Waanzin!
De laatste tijd wordt door sommige milieugroeperingen campagne gevoerd om instituties, zoals pensioenfondsen, over te halen om hun aandelen en obligaties in de fossiele brandstoffenindustrie van de hand te doen. De belangrijkste reden is dat het gebruik van fossiele brandstoffen door de daarmee gepaard gaande uitstoot van CO2 tot een opwarming van de aarde zou leiden. Tot dusver heeft deze campagne echter betrekkelijk weinig effect gehad.
Onder de titel, 'This demonising of fossil fuels is madness', schreef Matt Ridley in 'The Times'
Our lives are vastly improved by oil and coal but this is wilfully ignored by those pressing for institutions to disinvest
Divestment won’t work, is unethical, hypocritical, aimed at the wrong target and based on flawed premises.
Institutions and pension funds are under pressure to dump their investments in fossil-fuel companies. The divestment movement began in America, jumped the Atlantic and has become the cause célèbre of the retiring editor of The Guardian, Alan Rusbridger. The idea is that if we do not “leave it in the ground”, the burning of all that carbon will fry the climate.
Some are resisting: the Wellcome Trust has politely declined to divest, saying it thinks it is better to keep the shares so it can lean on company executives to decarbonise; the University of Edinburgh unexpectedly voted last week not to divest, using a similar argument; and Boris Johnson has just rejected a motion by the London Assembly to divest its pension funds of fossil-fuel shares. The Church of England has cunningly confined its divestment to “thermal coal” and Canadian oil sands companies, getting good publicity but not having to sell many shares.
Of course, divestment represents an admission that fossil fuels are not going to run out, as was commonly believed until the shale bonanza began. …
It’s all mad. Divestment won’t work, is unethical, hypocritical, aimed at the wrong target and based on flawed premises.
First, there is a buyer for every seller. ….

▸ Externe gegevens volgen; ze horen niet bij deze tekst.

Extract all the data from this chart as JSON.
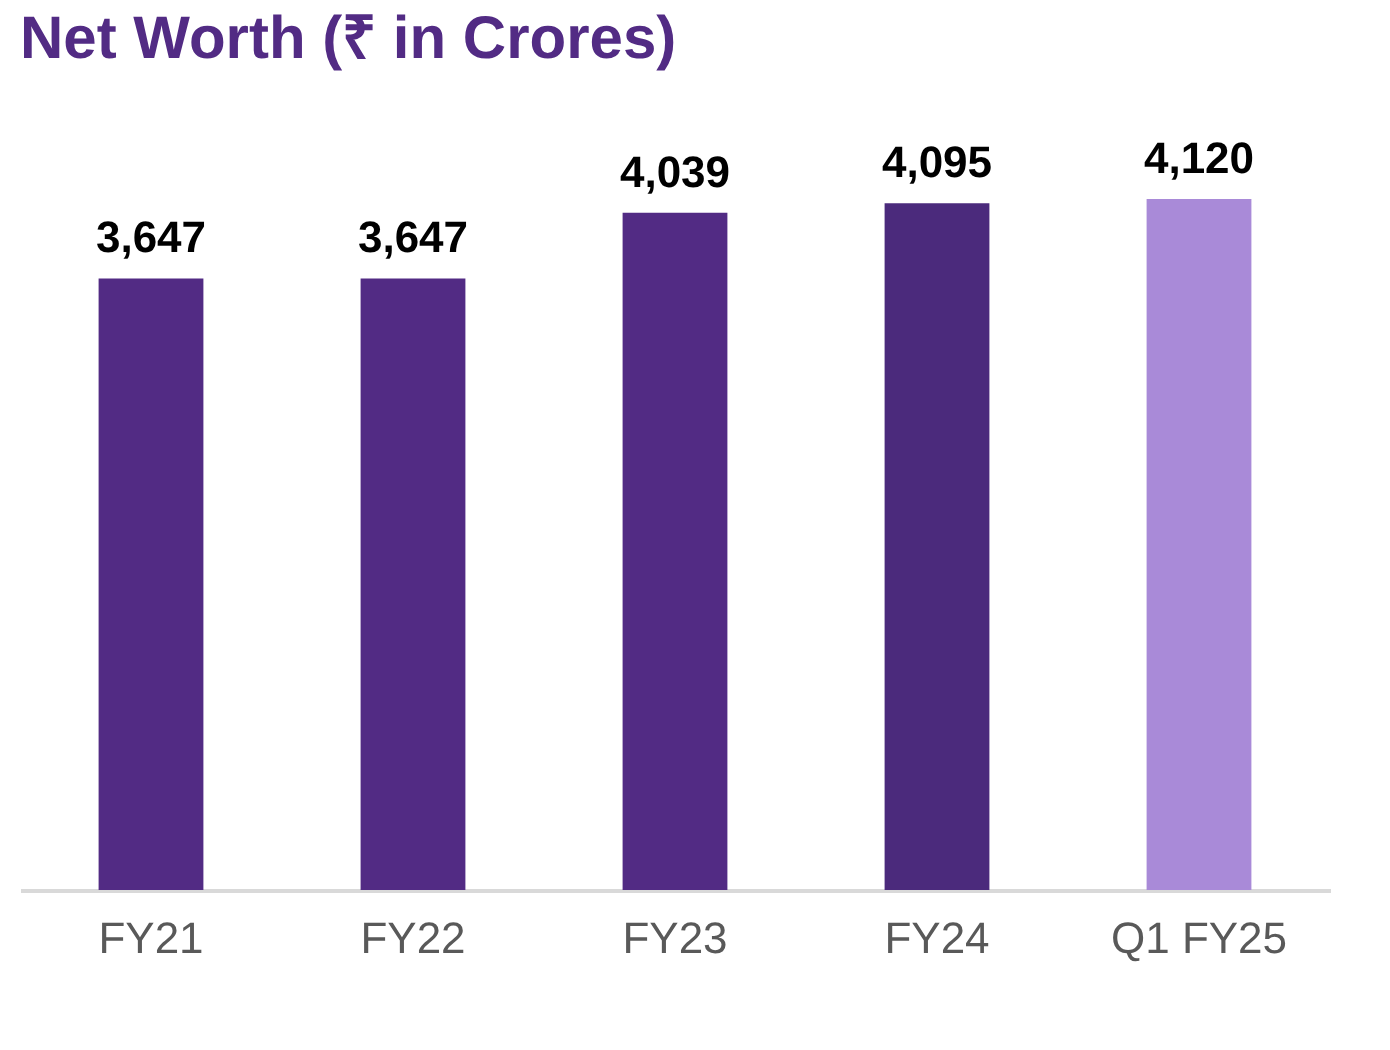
{
  "chart_data": {
    "type": "bar",
    "title": "Net Worth (₹ in Crores)",
    "categories": [
      "FY21",
      "FY22",
      "FY23",
      "FY24",
      "Q1 FY25"
    ],
    "values": [
      3647,
      3647,
      4039,
      4095,
      4120
    ],
    "value_labels": [
      "3,647",
      "3,647",
      "4,039",
      "4,095",
      "4,120"
    ],
    "colors": [
      "#522b84",
      "#522b84",
      "#522b84",
      "#4b2a7c",
      "#a98ad8"
    ],
    "tick_labels": "x"
  }
}
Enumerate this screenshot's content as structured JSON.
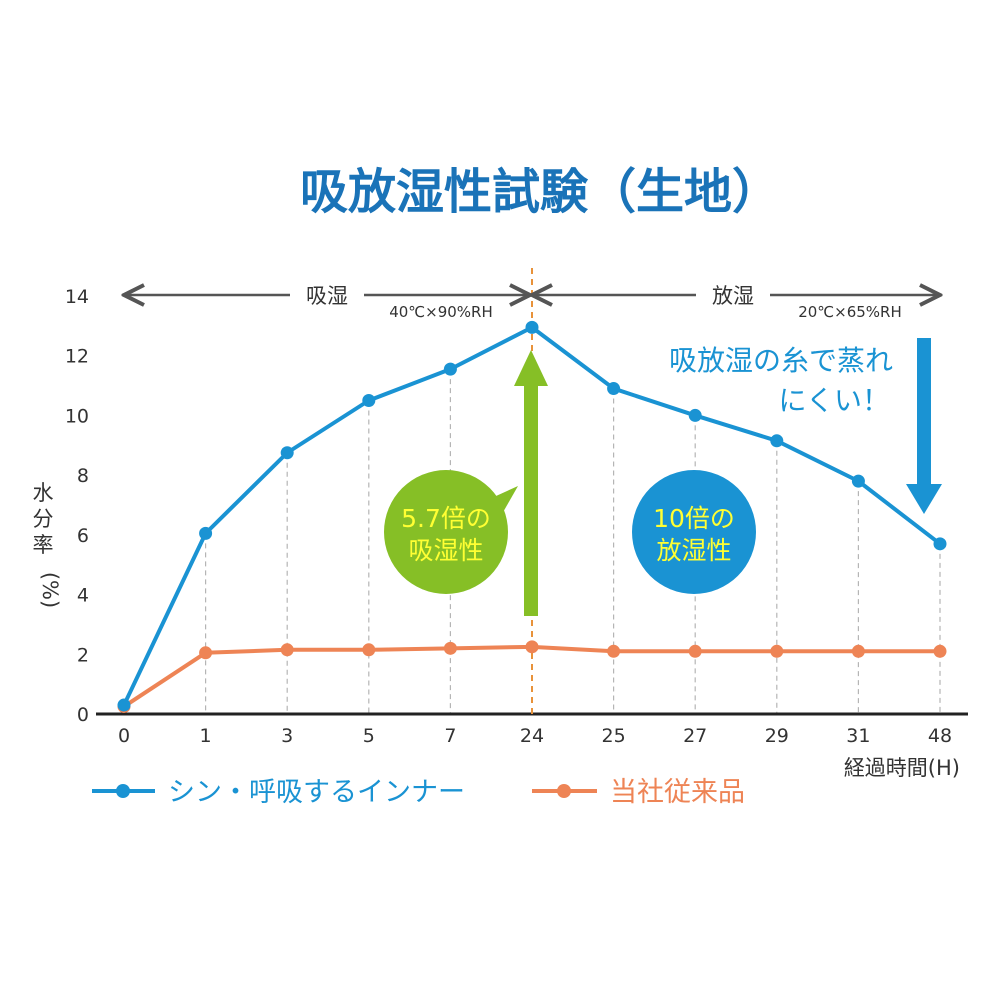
{
  "chart_data": {
    "type": "line",
    "title": "吸放湿性試験（生地）",
    "xlabel": "経過時間(H)",
    "ylabel": [
      "水",
      "分",
      "率",
      "(%)"
    ],
    "categories": [
      "0",
      "1",
      "3",
      "5",
      "7",
      "24",
      "25",
      "27",
      "29",
      "31",
      "48"
    ],
    "ylim": [
      0,
      14
    ],
    "yticks": [
      0,
      2,
      4,
      6,
      8,
      10,
      12,
      14
    ],
    "grid": "vertical dashed",
    "legend_position": "bottom",
    "series": [
      {
        "name": "シン・呼吸するインナー",
        "color": "#1a93d3",
        "values": [
          0.3,
          6.05,
          8.75,
          10.5,
          11.55,
          12.95,
          10.9,
          10.0,
          9.15,
          7.8,
          5.7
        ]
      },
      {
        "name": "当社従来品",
        "color": "#ee8455",
        "values": [
          0.25,
          2.05,
          2.15,
          2.15,
          2.2,
          2.25,
          2.1,
          2.1,
          2.1,
          2.1,
          2.1
        ]
      }
    ],
    "phases": [
      {
        "label": "吸湿",
        "condition": "40℃×90%RH"
      },
      {
        "label": "放湿",
        "condition": "20℃×65%RH"
      }
    ],
    "annotations": {
      "absorb_badge": [
        "5.7倍の",
        "吸湿性"
      ],
      "release_badge": [
        "10倍の",
        "放湿性"
      ],
      "callout": [
        "吸放湿の糸で蒸れ",
        "にくい！"
      ]
    },
    "colors": {
      "accent_blue": "#1a93d3",
      "orange": "#ee8455",
      "green": "#86bf26",
      "badge_text": "#ffff33",
      "title_blue": "#1a73b8",
      "divider_orange": "#e8923a"
    }
  }
}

Second, if the world went cold turkey on fossil fuels the people who would suffer most would be the poor. Divestment is not an ethical thing to do; it’s a harsh, cold-hearted decision. It says: sorry, poor people (and rainforests), we have to make you suffer today so that our great grandchildren can be safe from a risk of rising sea levels in the event that no other energy technology comes along.
Third, it is hypocritical because the divesters continue to use electric light and gas heating, and to travel by car and plane. That’s because there is no alternative to fossil fuels on the scale we use them. …
Fourth, the campaign will have little effect on the oil industry. Exxon is the 11th biggest oil company in the world in terms of reserves; Shell 19th and BP 20th. All but one (Lukoil) of the rest of the top 20 belong to governments: Iran, Saudi Arabia, Venezuela, Iraq, Nigeria, Russia, and so on. These regimes will pay no attention to students occupying senior common rooms in London. ...
Finally, the whole argument is based on a flawed premise. The divesters argue that if we are to have a decent chance of limiting any temperature rise to 2 C from pre-industrial levels, then we must burn less carbon in the future than we have burnt in the past two centuries. … Note that they are therefore assuming a rapid acceleration of the rate of warming, whereas in fact it has slowed down in the past two decades. That’s one flaw.
A bigger one is this. The IPCC models assume high sensitivity of the climate to carbon dioxide. With a more realistic estimate of climate sensitivity taken from a raft of recent high-quality, observation based studies, and still assuming fossil fuel burning at 10gtc a year, we would probably not hit the 2 C threshold for more than 100 years (which is bang in line with the rate of warming over the past 60 years).
Aldus Matt Ridley.
Voor mijn eerdere DDS–bijdragen zie
hier.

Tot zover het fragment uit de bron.